Gente, o sentido eu captei. Eu só gostaria (já passando na frente de ML ) de entender a estrutura da expressão.

GOOD, eu entendo a expressão '_mistake smn for smn else'_. Mas na frase azul havia um 'with' no meio: *don't mistake someone with questions for a saboteur.* Obrigada pelo esclarecimento.


----------



## Audie

Como eu disse no post anterior, quando postei não vi vocês (GC, EM e Vanda)

GC, thank you for your explanation. It's that way I understand it.

Vanda, eu também só interpretei o texto como vocês justamente por causa dessa parte em roxo (e isso eu já tinha dito em outro post). Só estranhei o link que você postou porque a expressão em azul tem um danado de um 'with' no meio.

Mas agradeço a cada um de vocês pela preocupação. 
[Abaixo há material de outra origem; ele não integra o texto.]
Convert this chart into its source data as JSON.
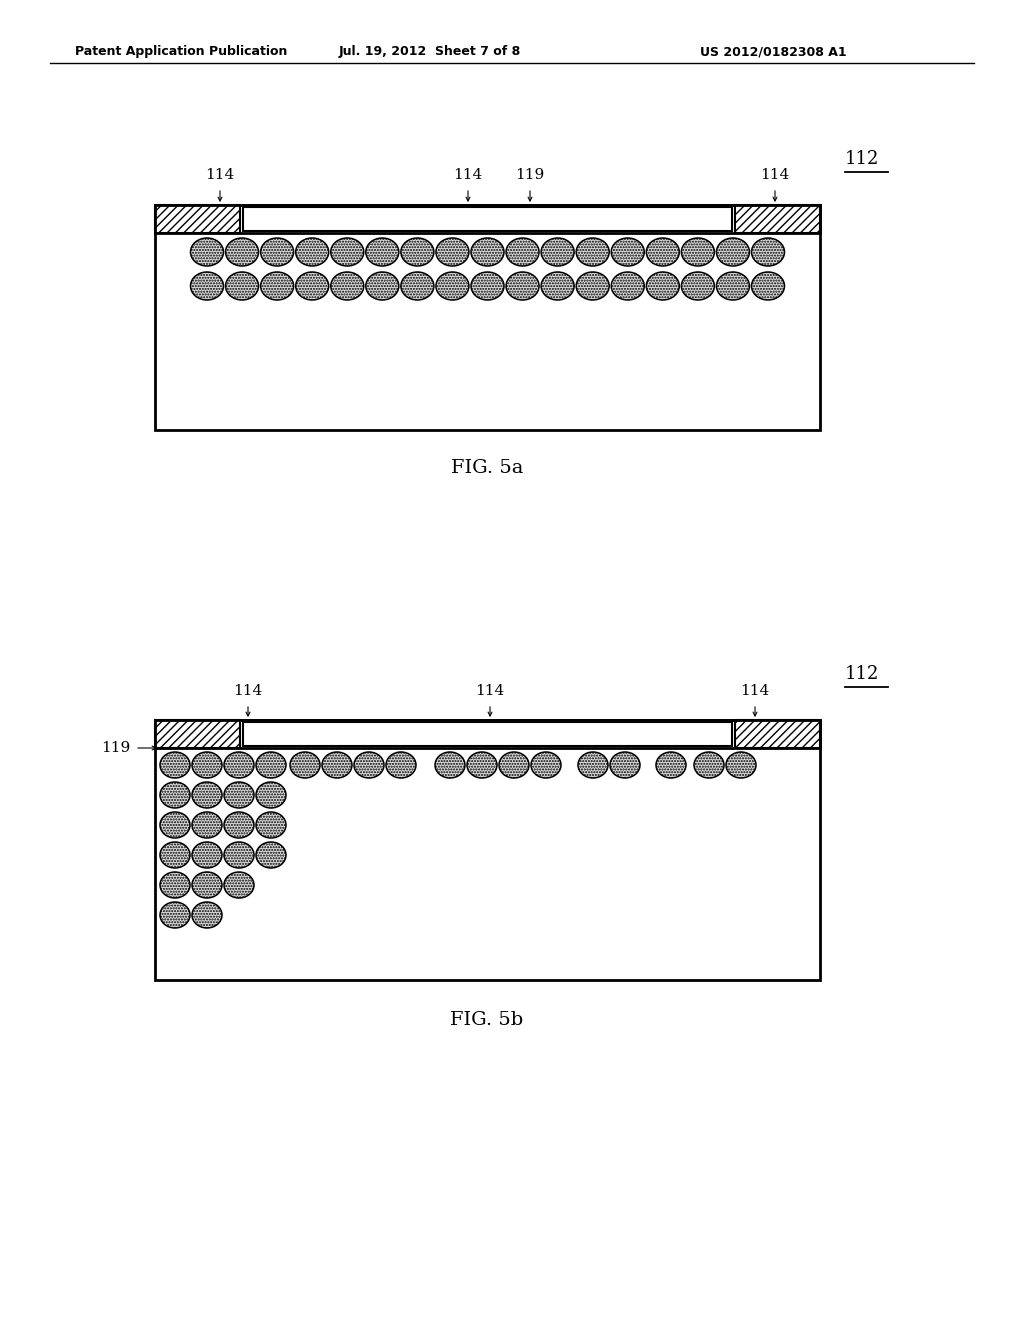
{
  "bg_color": "#ffffff",
  "header_left": "Patent Application Publication",
  "header_mid": "Jul. 19, 2012  Sheet 7 of 8",
  "header_right": "US 2012/0182308 A1",
  "fig5a_label": "FIG. 5a",
  "fig5b_label": "FIG. 5b"
}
Sim, ia esquecendo: entendi, finalmente!, *GOODVIEW*, que o '_with_' faz parte do '_someone with questions_'. Obrigada de novo pela paciência. 

E desculpa aí, gente!


----------



## Vanda

Audie, eu também custei a perceber que o danado do with referia-se a mix e não a mistake: *mix (something) up with (something else)*.


----------



## englishmania

someone with questions/someone who has questions/someone who asks questions


----------



## Audie

englishmania said:


> Acho que andaram a complicar uma frase simples.
> _
> mistake somebody/something for somebody/something _


eng, a única complicada aqui sou eu. E só pra ficar claro: eu não fumo.


----------



## englishmania

Audierunt said:


> eng, a única complicada aqui sou eu .



Ups, mas é que também estranhei a tradução da Vanda_: não confunda alguém com perguntas de um sabotador._


----------



## Vanda

Bem, então vamos caprichar no português que ficou mesmo confuso: não confunda alguém que tenha perguntas com/como sendo um sabotador. 

*don't mistake someone (with questions) for a saboteur*.
Análise sintática. 
_mistake someone for_ -é a expressão
s_omeone with questions_ (alguém que tem perguntas a fazer/que faz perguntas)


----------



## Maria Leopoldina

Agradeço a todos pela colaboração.


----------